Friday
March 7th. One of the greatest privileges of knowing five languages is that I
can see theatre in many countries (and read literature in many languages). So
this evening I went to Gothenburg State Theatre with my friend Elias Liebendörfer
and watched “Faust och Faustin and out”, a 3,5 hour version of Goethe’s Faust.
The play
gave me quite mixed feelings. It was visually well done and the actors were
technically very good. But only one actor out of 11, “Gretchen” played by Caroline Söderström, touched me
emotionally with her interpretation. The other actors left me quite
indifferent, although the topics were grave. Moreover, I didn’t quite
understand what the play wanted to say. It felt like they were trying to rub
something in your face, but I never quite got what and why they were rubbing
that something into my face and what the actual point was.
But what I
DID like was that they took up the factor of how perverse Faust was who wanted
Gretchen and how wrong he did her. I remember when we read Faust in high school
at the age of 17 I was absolutely disgusted by this story about an disgusting
old man who uses his power to get an innocent and naïve 14 year old girl,
murders her brother and get’s her to by mistake kill her own mother and then
runs of and abandons her pregnant, and lets her sit in prison instead of him.

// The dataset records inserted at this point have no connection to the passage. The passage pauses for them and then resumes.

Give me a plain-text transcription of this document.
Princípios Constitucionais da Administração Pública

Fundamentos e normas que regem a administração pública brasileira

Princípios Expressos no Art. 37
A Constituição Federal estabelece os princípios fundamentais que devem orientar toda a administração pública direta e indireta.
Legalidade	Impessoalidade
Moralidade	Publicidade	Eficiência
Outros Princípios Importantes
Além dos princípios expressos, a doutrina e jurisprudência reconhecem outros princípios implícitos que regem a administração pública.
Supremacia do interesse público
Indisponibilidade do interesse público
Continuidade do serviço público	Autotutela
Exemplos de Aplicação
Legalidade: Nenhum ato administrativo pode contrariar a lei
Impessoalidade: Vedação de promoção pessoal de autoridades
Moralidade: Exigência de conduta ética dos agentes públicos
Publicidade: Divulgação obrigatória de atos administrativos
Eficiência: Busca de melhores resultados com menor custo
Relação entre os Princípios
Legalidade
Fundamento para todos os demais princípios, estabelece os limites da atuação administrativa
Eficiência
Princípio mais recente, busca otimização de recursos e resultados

And then in the end everything is anyway forgiven and he comes into heaven
without having suffered anything else than mental anguish, that jerk! But my
teacher said “oh, you don’t understand this well enough”. Well, at least the
director of this play had understood it more or less the way I had, because the
first hour of the play was only about incest and a staging of something that
reminded about the case of Josef Fritzl, who locked up his daughter in his
cellar for 24 years. The scene emphasised how sick and wrong the relationship
is between a paedophile and his victim, who has no choice and starts to
identify it self through her/his abuser. Now THIS is something that has to do
with Faust! (The paper Svenska Dagblandet says in their review that they think
this play is like an anti text to Goethe, where the victims are finally aloud
to speak out. For me, this was always what Faust was about.)
But about
the play I can say as a conclusion; I am happy I had read Faust before,
otherwise I wouldn’t have understood anything. (I actually even composed
Gretchen’s song for high school, and had completely forgotten about it but
remembered it when I noticed that I knew Gretchen’s lines by heart through my
own music.) I am also happy that I went and looked at the play, it was
interesting seeing the staging and interpretation. But I was disappointed in
the result, especially by the actors, because I was expecting the actors at the
State Theatre of Gothenburg to be fantastic, not empty puppets reading up lines
with good emotional imitations, which just felt unreal.